For one thing, typing and spelling becomes habitual. You are able to type fast because of muscle memory recall; you don’t have to stop and remember where each and every letter is, you don’t have to try and pull up how to spell a word. We start to make associations of the “image” with the “sound,” which is why we often get homonyms wrong the most. Because “you’re” and “your” sound exactly the same, the brain hears the word and pulls up the associated image, not considering the actual meaning.

So you first have to reteach your mind to hear “you’re” and pull up “you’re,” but the brain’s first impulse is to replace not add.

You’ll note that many writers when they first begin to use the correct version of the word will suddenly start using “you’re” all of the time. Considering that we say “you are” more often than “your possession,” it actually makes a lot of sense why not only do they err on the opposite.

It took me about two years to teach my brain to naturally recognize the difference when writing, where I didn’t have to pause and think out which one I actually meant. Today, I will often put the right word in without it slowing me down… but even still I will make mistakes.

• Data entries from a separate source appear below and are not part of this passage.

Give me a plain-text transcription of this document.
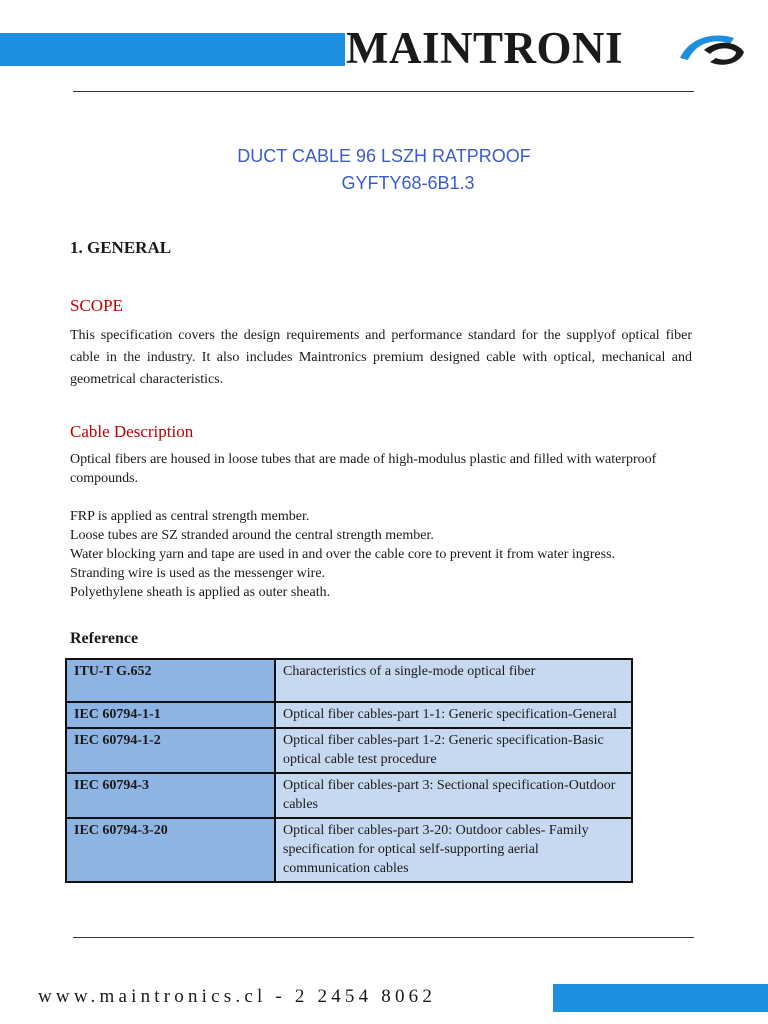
MAINTRONI
DUCT CABLE 96 LSZH RATPROOF
GYFTY68-6B1.3
1. GENERAL
SCOPE
This specification covers the design requirements and performance standard for the supplyof optical fiber cable in the industry. It also includes Maintronics premium designed cable with optical, mechanical and geometrical characteristics.
Cable Description
Optical fibers are housed in loose tubes that are made of high-modulus plastic and filled with waterproof compounds.
FRP is applied as central strength member.
Loose tubes are SZ stranded around the central strength member.
Water blocking yarn and tape are used in and over the cable core to prevent it from water ingress.
Stranding wire is used as the messenger wire.
Polyethylene sheath is applied as outer sheath.
Reference
ITU-T G.652	Characteristics of a single-mode optical fiber
IEC 60794-1-1	Optical fiber cables-part 1-1: Generic specification-General
IEC 60794-1-2	Optical fiber cables-part 1-2: Generic specification-Basic optical cable test procedure
IEC 60794-3	Optical fiber cables-part 3: Sectional specification-Outdoor cables
IEC 60794-3-20	Optical fiber cables-part 3-20: Outdoor cables- Family specification for optical self-supporting aerial communication cables
www.maintronics.cl - 2 2454 8062
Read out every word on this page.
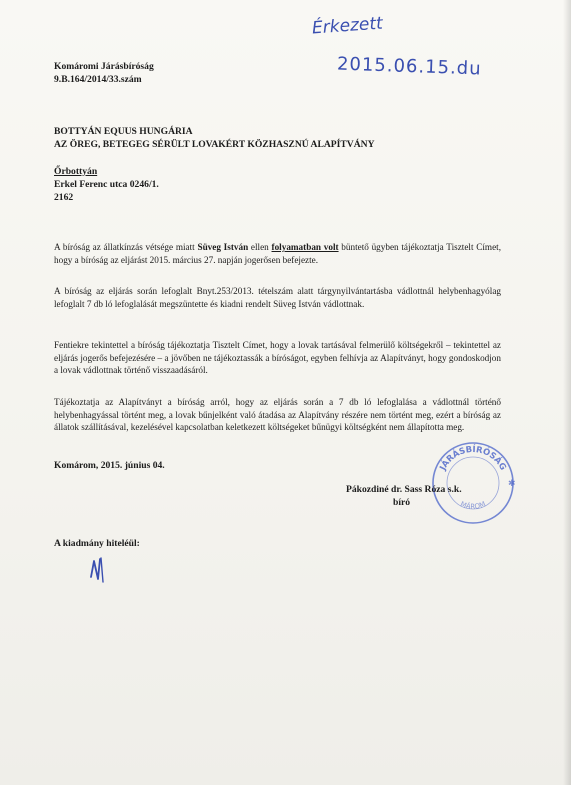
Érkezett
2015.06.15.du
Komáromi Járásbíróság
9.B.164/2014/33.szám
BOTTYÁN EQUUS HUNGÁRIA
AZ ÖREG, BETEGEG SÉRÜLT LOVAKÉRT KÖZHASZNÚ ALAPÍTVÁNY
Őrbottyán
Erkel Ferenc utca 0246/1.
2162
A bíróság az állatkínzás vétsége miatt Süveg István ellen folyamatban volt büntető ügyben tájékoztatja Tisztelt Címet, hogy a bíróság az eljárást 2015. március 27. napján jogerősen befejezte.
A bíróság az eljárás során lefoglalt Bnyt.253/2013. tételszám alatt tárgynyilvántartásba vádlottnál helybenhagyólag lefoglalt 7 db ló lefoglalását megszüntette és kiadni rendelt Süveg István vádlottnak.
Fentiekre tekintettel a bíróság tájékoztatja Tisztelt Címet, hogy a lovak tartásával felmerülő költségekről – tekintettel az eljárás jogerős befejezésére – a jövőben ne tájékoztassák a bíróságot, egyben felhívja az Alapítványt, hogy gondoskodjon a lovak vádlottnak történő visszaadásáról.
Tájékoztatja az Alapítványt a bíróság arról, hogy az eljárás során a 7 db ló lefoglalása a vádlottnál történő helybenhagyással történt meg, a lovak bűnjelként való átadása az Alapítvány részére nem történt meg, ezért a bíróság az állatok szállításával, kezelésével kapcsolatban keletkezett költségeket bűnügyi költségként nem állapította meg.
Komárom, 2015. június 04.	JÁRÁSBÍRÓSÁG
MÁROM
✱
Pákozdiné dr. Sass Róza s.k.
bíró
A kiadmány hiteléül:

A reason many people recommend not editing as you write is that editing, especially copyediting, is a left brained activity while writing is a right brained one. One uses facts and the images of words, the other uses feelings and images from your imagination. Switching back and forth is very difficult, which is why the more inspired you are by a scene, the more likely you are to make basic typographical errors.


Keep this in mind when you start to get frustrated at some of your dumber mistakes, or when criticizing your fellow authors. There is a huge difference between a mistake caused by implementation or misinformation, and it affects how you should inform the writer of the issue. We know that it's not luren. We're just tired, damn it.